Recover Binary Search Tree

Recover Binary Search Tree

What is this problem about?

The Recover Binary Search Tree problem gives you a BST where exactly two nodes were accidentally swapped. Find those two nodes and swap them back to restore the BST. This medium coding problem uses Morris Traversal (O(1) space) or inorder DFS to find the two "out-of-order" nodes. The BST, DFS, binary tree, and tree interview pattern is demonstrated.

Why is this asked in interviews?

Apple, Microsoft, Meta, Amazon, Google, and Bloomberg ask this because it tests in-order BST traversal with anomaly detection. The key insight: in a valid BST, inorder traversal is strictly increasing; the swapped nodes create at most two "drops" in the sequence.

Algorithmic pattern used

Inorder traversal + anomaly detection. Perform inorder traversal. Track the previous node. When prev.val > current.val (a drop), record: first anomaly node = prev (first drop), second anomaly node = current (last drop). After traversal, swap the values of the two anomaly nodes.

Example explanation

BST (inorder should be 1,2,3,4,5): nodes 1 and 3 swapped (now reads 3,2,1,4,5 inorder).

• Traverse: prev=3,curr=2: drop! first=3, second=2.
• prev=2,curr=1: drop! second=1 (update second only). Swap values of nodes 3 and 1. BST restored.

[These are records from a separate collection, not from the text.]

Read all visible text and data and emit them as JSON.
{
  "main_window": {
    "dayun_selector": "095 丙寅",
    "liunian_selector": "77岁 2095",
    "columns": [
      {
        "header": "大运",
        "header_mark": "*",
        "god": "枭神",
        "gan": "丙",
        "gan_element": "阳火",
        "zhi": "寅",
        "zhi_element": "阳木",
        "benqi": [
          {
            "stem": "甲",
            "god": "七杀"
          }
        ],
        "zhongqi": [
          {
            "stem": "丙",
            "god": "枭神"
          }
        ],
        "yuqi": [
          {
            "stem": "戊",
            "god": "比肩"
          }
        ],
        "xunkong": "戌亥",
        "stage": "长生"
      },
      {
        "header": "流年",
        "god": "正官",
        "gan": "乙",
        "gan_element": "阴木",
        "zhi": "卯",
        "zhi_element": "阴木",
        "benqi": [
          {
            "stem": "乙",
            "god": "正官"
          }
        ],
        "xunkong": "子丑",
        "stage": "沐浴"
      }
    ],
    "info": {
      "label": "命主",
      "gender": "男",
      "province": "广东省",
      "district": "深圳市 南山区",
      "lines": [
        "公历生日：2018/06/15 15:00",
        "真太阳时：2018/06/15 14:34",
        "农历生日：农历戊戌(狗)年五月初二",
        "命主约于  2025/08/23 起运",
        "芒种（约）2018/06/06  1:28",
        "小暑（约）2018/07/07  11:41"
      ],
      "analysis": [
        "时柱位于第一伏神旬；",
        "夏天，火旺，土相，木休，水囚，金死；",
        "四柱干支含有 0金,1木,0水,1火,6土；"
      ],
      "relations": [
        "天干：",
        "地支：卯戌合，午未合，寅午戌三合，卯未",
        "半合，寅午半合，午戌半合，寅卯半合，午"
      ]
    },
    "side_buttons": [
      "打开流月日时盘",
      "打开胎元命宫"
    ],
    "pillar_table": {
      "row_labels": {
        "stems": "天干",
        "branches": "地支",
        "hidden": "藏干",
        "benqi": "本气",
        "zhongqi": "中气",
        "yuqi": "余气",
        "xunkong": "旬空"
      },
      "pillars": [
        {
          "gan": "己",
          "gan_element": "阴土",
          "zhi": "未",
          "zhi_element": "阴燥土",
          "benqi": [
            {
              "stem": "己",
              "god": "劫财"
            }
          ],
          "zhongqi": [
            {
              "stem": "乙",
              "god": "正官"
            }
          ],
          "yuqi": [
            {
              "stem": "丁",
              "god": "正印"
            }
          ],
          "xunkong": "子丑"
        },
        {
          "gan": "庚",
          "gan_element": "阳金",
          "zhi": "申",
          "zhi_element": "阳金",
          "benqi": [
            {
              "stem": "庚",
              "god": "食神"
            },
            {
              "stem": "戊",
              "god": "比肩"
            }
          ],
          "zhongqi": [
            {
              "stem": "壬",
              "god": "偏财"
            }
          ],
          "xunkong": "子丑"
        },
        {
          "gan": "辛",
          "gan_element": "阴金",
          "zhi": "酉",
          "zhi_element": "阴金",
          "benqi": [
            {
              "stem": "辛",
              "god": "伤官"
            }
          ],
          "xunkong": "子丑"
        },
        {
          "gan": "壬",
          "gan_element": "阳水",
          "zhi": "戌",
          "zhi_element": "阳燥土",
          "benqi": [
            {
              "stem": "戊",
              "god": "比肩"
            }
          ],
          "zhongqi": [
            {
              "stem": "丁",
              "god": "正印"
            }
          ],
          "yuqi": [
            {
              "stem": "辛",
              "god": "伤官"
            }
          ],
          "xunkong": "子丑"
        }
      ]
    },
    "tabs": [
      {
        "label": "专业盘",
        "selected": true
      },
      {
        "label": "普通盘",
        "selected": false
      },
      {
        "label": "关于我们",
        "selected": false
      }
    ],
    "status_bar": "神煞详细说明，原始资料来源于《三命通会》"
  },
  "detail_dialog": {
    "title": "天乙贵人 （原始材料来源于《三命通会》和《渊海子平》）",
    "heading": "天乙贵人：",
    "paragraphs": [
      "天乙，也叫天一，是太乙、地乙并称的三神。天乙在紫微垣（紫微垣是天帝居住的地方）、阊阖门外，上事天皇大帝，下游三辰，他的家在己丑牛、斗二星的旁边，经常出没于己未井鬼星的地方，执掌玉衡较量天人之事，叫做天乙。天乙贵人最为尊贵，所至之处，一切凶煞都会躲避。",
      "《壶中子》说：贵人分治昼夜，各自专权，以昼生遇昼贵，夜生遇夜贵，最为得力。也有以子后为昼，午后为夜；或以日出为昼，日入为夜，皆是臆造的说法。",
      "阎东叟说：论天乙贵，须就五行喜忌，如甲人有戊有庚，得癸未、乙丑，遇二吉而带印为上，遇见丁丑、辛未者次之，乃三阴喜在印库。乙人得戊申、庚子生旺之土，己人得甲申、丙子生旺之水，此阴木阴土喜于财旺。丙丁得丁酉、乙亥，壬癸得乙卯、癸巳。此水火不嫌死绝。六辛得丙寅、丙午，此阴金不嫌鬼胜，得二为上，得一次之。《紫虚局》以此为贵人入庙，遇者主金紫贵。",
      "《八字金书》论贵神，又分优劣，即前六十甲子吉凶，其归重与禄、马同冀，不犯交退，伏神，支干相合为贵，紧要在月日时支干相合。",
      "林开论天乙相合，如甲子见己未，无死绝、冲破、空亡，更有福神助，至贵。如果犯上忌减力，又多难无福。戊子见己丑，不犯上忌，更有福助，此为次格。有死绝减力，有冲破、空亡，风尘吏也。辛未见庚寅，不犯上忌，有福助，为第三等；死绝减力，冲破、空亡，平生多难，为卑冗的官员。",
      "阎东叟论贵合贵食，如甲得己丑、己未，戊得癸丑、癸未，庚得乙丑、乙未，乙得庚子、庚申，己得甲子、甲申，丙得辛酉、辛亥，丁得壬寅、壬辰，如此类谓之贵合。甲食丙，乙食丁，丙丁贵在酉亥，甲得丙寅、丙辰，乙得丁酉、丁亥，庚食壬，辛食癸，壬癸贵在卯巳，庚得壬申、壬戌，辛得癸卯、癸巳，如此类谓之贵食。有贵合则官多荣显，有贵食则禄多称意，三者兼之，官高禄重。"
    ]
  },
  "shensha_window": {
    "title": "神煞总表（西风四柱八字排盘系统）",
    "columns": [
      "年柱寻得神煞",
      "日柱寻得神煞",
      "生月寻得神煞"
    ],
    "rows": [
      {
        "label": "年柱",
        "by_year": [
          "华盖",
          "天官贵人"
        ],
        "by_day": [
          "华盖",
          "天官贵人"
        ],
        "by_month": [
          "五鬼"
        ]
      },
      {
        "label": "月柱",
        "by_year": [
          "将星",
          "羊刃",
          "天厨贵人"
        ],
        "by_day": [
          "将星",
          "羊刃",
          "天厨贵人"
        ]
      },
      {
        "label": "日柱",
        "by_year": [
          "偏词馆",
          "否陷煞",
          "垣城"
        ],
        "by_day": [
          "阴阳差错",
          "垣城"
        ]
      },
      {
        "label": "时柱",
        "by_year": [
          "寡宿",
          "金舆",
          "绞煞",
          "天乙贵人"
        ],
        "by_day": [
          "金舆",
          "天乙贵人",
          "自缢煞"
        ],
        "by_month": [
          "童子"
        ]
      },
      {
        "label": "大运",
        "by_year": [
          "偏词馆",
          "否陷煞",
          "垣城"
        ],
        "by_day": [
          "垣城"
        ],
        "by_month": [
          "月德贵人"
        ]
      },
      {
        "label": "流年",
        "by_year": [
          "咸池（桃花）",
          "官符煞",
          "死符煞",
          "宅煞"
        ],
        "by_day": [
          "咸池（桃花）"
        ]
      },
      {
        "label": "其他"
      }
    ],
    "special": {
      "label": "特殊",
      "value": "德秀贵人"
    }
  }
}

Common mistakes candidates make

• Not handling the two-drop case (adjacent swapped nodes have only one drop).
• Swapping only the first pair found (must update second on the second drop).
• Swapping node pointers instead of values.
• Not using Morris traversal for O(1) space (though DFS with O(h) space is acceptable).

Interview preparation tip

Recover BST demonstrates "inorder anomaly detection." The two swapped nodes create one or two violations in the sorted sequence. Always track both first and update second at each violation. The O(1) space solution using Morris traversal is impressive — worth mentioning even if not implementing. Practice "validate BST" and "find inorder successor/predecessor" as foundations.